Жозефина поставляла ему свою добычу каждую неделю. Вони она уже не чувствовала. А что касается мужчин, то давно повернулась к ним спиной и избегала, оставаясь всю жизнь замужем за самой собой. Эльфеж Крошмор принимал ее как королеву, это я от нее самой знаю: предлагал стакан горячего вина, обходительно говорил о дожде, о шкурах и хорошей погоде и улыбался той улыбкой, о которой я уже говорил. Потом платил ей, помогал разгрузить тележку и напоследок провожал до дороги, как учтивый человек.

Жозефина двадцать лет прожила на улице Шабли, в самом конце, почти в полях. Не в доме, нет, всего лишь в лачуге из нескольких почерневших из-за дождя досок, которые только какое-то каждодневное чудо удерживало вместе. Эту зловещую, черную, как уголь, и пугавшую детвору халупу все считали забитой доверху вонючими шкурами, дохлыми зверями, распятыми птицами и прибитыми к половицам окоченевшими мышами с вытянутыми лапками. Никто туда никогда и не совался.

Сам-то я заглянул к ней пару раз. Вы не поверите. Это было все равно что пройти через врата мрака и очутиться в светлице. Мне показалось, будто я попал в кукольный домик, так там было опрятно и блестело, как новый грош, все в розовых тонах, почти повсюду – ленточки с кудрявыми бантиками.

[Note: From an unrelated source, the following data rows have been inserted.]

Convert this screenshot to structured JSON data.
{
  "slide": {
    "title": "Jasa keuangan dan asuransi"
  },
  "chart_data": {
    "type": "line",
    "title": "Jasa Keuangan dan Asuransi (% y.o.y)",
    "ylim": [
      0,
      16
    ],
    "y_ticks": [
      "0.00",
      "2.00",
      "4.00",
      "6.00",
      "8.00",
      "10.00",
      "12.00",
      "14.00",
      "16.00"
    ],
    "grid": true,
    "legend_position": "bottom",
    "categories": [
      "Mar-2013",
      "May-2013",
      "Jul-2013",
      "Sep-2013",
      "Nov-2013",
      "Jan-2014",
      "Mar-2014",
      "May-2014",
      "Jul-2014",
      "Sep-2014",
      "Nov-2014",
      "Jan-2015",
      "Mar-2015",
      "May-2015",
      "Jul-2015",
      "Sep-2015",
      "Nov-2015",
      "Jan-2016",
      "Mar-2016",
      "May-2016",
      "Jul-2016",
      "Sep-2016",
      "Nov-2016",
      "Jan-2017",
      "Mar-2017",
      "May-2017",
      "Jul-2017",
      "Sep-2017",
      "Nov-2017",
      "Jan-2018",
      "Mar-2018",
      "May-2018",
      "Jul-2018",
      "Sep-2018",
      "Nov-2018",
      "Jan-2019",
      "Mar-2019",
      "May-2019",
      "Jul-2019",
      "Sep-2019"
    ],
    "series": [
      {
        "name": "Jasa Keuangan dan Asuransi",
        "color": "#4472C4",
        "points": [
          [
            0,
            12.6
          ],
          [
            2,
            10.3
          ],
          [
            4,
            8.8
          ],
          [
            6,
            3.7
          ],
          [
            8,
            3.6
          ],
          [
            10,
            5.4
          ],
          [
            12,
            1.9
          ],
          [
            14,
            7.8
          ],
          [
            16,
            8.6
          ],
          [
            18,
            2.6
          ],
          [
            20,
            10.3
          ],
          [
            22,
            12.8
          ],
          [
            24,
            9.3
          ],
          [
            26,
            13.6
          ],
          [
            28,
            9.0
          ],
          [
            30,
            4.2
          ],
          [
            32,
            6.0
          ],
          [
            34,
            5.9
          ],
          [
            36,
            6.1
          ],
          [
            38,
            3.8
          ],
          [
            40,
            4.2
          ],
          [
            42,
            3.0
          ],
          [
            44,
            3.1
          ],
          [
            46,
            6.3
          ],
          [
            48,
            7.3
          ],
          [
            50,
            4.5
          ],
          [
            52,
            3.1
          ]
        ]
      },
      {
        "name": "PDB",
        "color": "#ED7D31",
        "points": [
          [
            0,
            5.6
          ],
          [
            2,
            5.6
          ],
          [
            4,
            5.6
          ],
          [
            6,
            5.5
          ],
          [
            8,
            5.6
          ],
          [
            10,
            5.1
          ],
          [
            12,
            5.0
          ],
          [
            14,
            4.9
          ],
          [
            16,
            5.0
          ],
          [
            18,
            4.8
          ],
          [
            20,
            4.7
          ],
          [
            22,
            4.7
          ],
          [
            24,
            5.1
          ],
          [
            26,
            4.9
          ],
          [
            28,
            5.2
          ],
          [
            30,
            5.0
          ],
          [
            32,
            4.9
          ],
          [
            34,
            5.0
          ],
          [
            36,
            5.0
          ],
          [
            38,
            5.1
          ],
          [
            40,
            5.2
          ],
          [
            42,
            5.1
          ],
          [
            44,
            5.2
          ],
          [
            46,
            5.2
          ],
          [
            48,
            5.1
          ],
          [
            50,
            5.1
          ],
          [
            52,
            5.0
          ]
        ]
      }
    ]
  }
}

– А ты, небось, хотел бы, чтобы я в грязи жила? – сказала мне Жозефина в первый раз, пока я стоял, разинув рот, словно вытащенный из воды лещ, и таращась по сторонам.

На столе, покрытом красивой скатертью, стоял букет ирисов, а на стенах в крашеных рамках висели картинки с ангелочками и святыми, из тех, что священники раздают первопричастникам и детишкам из церковного хора.

– Ты в это веришь? – спросил я Жозефину, показав подбородком на ее дармовую галерею.

Она пожала плечами, но не насмешливо, а словно имея в виду что-то настолько очевидное, что о нем и говорить-то не стоит.

– Если бы у меня были красивые медные кастрюли, я бы их точно так же развесила. Так мир кажется не настолько уродливым, в нем даже маленькие кусочки позолоты попадаются. Вообще-то жизнь – всего-навсего поиск таких вот золотых блесток.